Erntezeit – Glück in Bildern und Brombeerkonfitüre

Dieser Sommer ist wirklich magisch. Kommt es nur mir so vor? Überall wird geerntet, überall ist alles reif: bei Freunden im Garten, in den Alleen in Brandenburg, bei Rügen auf der Insel Öhe, an den Seen in Mecklenburg Vorpommern….Johannisbeeren, Stachelbeeren, Bohnen, Mirabellen, Zwetschgen, Brombeeren, Zucchini und Zucchiniblüten… Überall wird gepflückt, gesammelt, gekocht und eingemacht. Jedes Wochenende gibt es ein neues Ernte-Entzücken! Das ist wirkliches Glück.
Über meine neuentdeckte Likörfaszination habe ich ja schon geschrieben. Hier kommt ein Rezept für Brombeeerkonfitüre mit Wodka. Gerechnet für 1 kg Brombeeren, bei größerem Pflückglück einfach hochrechnen!

1 kg Brombeeren von der Insel Öhe oder anderswoher
250 g Rohrzucker
3 Essl. Konfitura Geliermittel von Biovegan
4 Essl. frischgepresster Zitronensaft
200 ml Wodka
5-6 Gläser mit Schraubverschluss (Füllmenge 250 ml)

Eine Kaffeeuntertasse für die Gelierprobe in das Gefrierfach legen.
Die gewaschenen Brombeeren in einem ausreichend großen Topf mit dem Zucker und dem Geliermittel mischen. Langsam zum Kochen bringen. Gut rühren und wenn die Mischung einmal gründlich aufgekocht ist Zitronensaft und Wodka dazugeben. Alles gut verrühren und noch einmal aufkochen lassen. Für die Gelierprobe ein Klecks Konfitüre auf den vorgekühlten Teller geben. Für 2 Minuten in den Kühlschrank geben, währenddessen im Topf die sanft kochende Konfitüre weiter rühren. Die Gelierprobe aus dem Kühlschrank holen und überprüfen ob die Konfitüre fest geworden ist. Falls ja in Gläser abfüllen, die Gläser umdrehen und auf dem Deckel stehend abkühlen lassen (dabei ist überflüssige Luft aus den Gläsern entwichen). Sollte die Gelierprobe nicht fest sein, sondern am schräg gehaltenen Teller rutschen, muss man noch etwas Konfitura einarbeiten. Die Konfitüre vom Herd nehmen. Dann in eine Tasse etwas Konfitüre geben etwas abkühlen lassen und darin 1 Esslöffel Konfitura auflösen. Diese Mischung zu der Konfitüre in den Topf geben und noch mal alles aufkochen. Jetzt sollte die Gelierprobe positiv sein (sonst eben alles noch mal, das ist aber unwahrscheinlich).

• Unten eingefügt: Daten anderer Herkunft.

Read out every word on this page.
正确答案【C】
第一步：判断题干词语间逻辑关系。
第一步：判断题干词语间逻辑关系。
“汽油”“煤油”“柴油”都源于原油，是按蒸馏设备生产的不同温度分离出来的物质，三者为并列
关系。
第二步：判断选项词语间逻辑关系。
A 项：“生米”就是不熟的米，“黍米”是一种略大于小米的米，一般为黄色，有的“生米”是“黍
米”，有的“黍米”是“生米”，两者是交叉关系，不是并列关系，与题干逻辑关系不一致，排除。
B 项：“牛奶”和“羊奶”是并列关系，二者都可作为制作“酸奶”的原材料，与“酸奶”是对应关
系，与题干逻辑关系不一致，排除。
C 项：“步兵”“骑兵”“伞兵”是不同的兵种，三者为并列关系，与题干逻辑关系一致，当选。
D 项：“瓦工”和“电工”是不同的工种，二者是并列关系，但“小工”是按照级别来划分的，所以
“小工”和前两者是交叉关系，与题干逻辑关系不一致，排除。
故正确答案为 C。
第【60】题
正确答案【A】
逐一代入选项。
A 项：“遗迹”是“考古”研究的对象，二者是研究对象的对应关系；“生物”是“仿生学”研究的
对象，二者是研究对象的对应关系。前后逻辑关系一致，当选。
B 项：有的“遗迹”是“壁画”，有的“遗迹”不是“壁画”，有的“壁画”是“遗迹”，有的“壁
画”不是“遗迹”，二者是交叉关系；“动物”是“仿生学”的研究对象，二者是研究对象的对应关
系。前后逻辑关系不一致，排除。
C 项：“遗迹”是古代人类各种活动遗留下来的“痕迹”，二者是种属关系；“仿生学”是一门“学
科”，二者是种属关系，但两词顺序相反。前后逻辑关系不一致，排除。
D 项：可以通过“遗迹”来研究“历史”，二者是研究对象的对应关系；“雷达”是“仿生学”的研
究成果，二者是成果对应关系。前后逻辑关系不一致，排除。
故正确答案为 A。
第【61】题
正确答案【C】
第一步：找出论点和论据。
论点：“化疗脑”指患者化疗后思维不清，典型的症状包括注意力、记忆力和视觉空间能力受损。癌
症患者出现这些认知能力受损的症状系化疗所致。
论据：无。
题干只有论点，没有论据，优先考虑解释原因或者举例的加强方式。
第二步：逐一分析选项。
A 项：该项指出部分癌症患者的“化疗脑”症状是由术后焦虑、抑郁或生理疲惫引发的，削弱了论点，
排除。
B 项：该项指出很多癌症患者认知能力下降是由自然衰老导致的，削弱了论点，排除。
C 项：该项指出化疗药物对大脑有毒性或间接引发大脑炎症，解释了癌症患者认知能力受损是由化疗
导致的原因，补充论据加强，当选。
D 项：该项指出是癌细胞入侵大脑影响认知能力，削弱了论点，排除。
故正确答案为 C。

P.S. Üblicherweise empfehle ich in meinem Blog nicht sehr viele Produkte. Aber das Geliermittel Konfitura von Biovegan hat es mir angetan, weil man unabhängig vom Zucker anders als bei konventionellen Gelierzuckermischungen gelieren kann! Ich mag meine Konfitüren einfach nicht so süß.
P.P.S. Als Serpieri Fan mag ich auch den sprachlichen Anklang von Konfitura.

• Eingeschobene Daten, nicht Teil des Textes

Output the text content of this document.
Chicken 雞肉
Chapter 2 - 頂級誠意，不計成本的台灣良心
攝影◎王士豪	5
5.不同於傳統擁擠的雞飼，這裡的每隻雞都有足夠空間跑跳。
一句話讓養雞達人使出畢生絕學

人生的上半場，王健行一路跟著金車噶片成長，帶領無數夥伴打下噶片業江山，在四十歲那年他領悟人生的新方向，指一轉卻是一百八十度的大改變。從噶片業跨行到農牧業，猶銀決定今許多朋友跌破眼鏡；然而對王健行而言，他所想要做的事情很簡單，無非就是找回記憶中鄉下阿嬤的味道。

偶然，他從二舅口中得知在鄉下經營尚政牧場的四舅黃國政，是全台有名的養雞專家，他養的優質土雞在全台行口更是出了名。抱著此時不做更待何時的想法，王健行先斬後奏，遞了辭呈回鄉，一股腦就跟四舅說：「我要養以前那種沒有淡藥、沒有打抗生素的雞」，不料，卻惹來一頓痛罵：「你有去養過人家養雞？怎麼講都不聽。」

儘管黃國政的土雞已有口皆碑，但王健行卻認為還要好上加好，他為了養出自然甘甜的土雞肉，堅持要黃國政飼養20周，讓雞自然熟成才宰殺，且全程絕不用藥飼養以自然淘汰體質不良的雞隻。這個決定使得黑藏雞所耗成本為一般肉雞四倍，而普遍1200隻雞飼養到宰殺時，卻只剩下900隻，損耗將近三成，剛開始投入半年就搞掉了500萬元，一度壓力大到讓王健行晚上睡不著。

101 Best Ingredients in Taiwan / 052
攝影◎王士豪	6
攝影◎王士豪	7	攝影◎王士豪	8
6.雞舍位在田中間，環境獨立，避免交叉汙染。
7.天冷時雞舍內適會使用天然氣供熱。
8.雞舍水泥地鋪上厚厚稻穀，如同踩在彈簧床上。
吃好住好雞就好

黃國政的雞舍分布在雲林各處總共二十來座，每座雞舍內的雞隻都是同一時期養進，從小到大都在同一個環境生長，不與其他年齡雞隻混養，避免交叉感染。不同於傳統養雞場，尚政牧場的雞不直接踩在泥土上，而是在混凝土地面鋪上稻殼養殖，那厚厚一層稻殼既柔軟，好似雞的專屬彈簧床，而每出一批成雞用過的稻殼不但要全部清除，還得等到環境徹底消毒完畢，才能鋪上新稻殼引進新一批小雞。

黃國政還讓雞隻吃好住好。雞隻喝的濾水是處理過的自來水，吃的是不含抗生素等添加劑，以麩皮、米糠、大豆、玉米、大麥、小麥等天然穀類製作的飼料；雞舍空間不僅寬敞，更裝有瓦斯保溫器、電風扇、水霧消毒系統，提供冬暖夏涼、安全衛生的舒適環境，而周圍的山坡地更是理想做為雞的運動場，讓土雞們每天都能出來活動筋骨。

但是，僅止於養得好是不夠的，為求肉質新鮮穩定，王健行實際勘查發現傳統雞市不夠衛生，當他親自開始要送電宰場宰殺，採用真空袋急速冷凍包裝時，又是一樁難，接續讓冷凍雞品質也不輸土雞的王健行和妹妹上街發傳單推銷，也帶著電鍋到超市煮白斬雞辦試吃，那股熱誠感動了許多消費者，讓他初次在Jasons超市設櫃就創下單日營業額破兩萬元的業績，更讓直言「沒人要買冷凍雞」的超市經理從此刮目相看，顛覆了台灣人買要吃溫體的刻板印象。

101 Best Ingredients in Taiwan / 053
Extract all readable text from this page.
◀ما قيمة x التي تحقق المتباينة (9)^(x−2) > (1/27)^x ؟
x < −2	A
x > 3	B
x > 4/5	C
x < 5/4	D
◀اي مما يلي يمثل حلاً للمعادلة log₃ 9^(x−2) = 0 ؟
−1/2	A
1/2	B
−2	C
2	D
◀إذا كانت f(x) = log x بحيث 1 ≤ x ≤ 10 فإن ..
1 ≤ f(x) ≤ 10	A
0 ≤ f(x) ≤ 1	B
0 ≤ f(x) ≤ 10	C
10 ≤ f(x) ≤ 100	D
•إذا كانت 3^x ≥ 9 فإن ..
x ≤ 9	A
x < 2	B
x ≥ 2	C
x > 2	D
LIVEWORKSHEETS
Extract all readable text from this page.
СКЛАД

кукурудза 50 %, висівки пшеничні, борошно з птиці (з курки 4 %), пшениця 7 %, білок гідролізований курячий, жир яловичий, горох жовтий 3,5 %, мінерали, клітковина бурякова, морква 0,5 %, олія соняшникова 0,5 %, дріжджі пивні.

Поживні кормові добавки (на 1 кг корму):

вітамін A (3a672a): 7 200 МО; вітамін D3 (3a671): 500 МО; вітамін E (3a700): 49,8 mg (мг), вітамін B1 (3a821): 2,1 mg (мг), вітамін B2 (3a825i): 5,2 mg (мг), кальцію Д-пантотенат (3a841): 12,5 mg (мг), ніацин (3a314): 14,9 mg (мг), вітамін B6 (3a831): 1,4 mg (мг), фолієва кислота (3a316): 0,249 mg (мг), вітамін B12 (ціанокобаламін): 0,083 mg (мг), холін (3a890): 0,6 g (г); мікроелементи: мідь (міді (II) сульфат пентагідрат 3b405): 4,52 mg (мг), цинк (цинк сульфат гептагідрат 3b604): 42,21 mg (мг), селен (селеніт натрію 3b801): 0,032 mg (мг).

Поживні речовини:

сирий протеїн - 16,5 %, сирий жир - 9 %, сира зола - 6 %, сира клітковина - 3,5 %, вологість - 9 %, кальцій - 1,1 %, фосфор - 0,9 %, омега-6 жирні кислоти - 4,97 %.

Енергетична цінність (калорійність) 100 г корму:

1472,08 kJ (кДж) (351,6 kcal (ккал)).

Rhabarberkonfitüre mit Vanille

> meine kindheit in spanien dient ja für sehr vieles von dem was ich mag oder nicht mag als erklärung. vielleicht grenzt das schon fast an erklärungsmissbrauch? will fragen; mache ich es mir zu einfach? bei rhabarber ist die sache jedenfalls sehr sehr einfach. in spanien gibt es den bis heute offiziell nicht. er gehört damit zu meinen kindheitserinerungen an das kulinarische wunderland deutschland (ja kindheitserinnerungen verklären so manches)  in dem meine omas um die gunst meines kindergaumens wetteiferten. was gab es da nicht für herrlichkeiten: ganz vorne der grießbrei, dicht gefolgt von quark, pflaumenmus, johannisbeeren, himbeeren, gelbwurst, butterbrezeln, apfelsaft und kaffeesahne von der bärenmarke. und eben rhabarberkompott. ach und mandarinen aus der dose!

es gab natürlich auch scheusslichkeiten wie harzer roller, sauerkraut, schweinebraten und rote bete.
auf rhabarber freue ich mich jetzt noch jedes jahr und er muss dann ganz schnell haltbar gemacht werden! dieses jahr habe ich mit einem klassiker angefangen: rhabarberkonfitüre mit vanille.
vier kilo rhabarber habe ich geputzt und kleingeschnitten (schälen ist nicht nötig). das ganze mit 3 päckchen 2:1 gelierzucker vermischt und nach packungsanweisung aufgekocht. dann kommen zwei ausgekratzte und kleingeschnittene vanilleschoten dazu (samt inhalt natürlich), das ganze wird kräftig umgerührt und nochmals leicht aufgekocht. wenn die gelierprobe stimmt, wird die konfitüre in vorbereitetet gläser mit schraub- oder schnappverschluss abgefüllt. sobald sie abgekühlt ist muss ich gleich das erste brot damit bestreichen und essen! aber eigentlich schmeckt sie nach ein zwei wochen durchziehen erst so richtig vanillig.
dazu passen scones nach meinem nicht mehr geheimen rezept (siehe archiv aus dem letzten jahr)!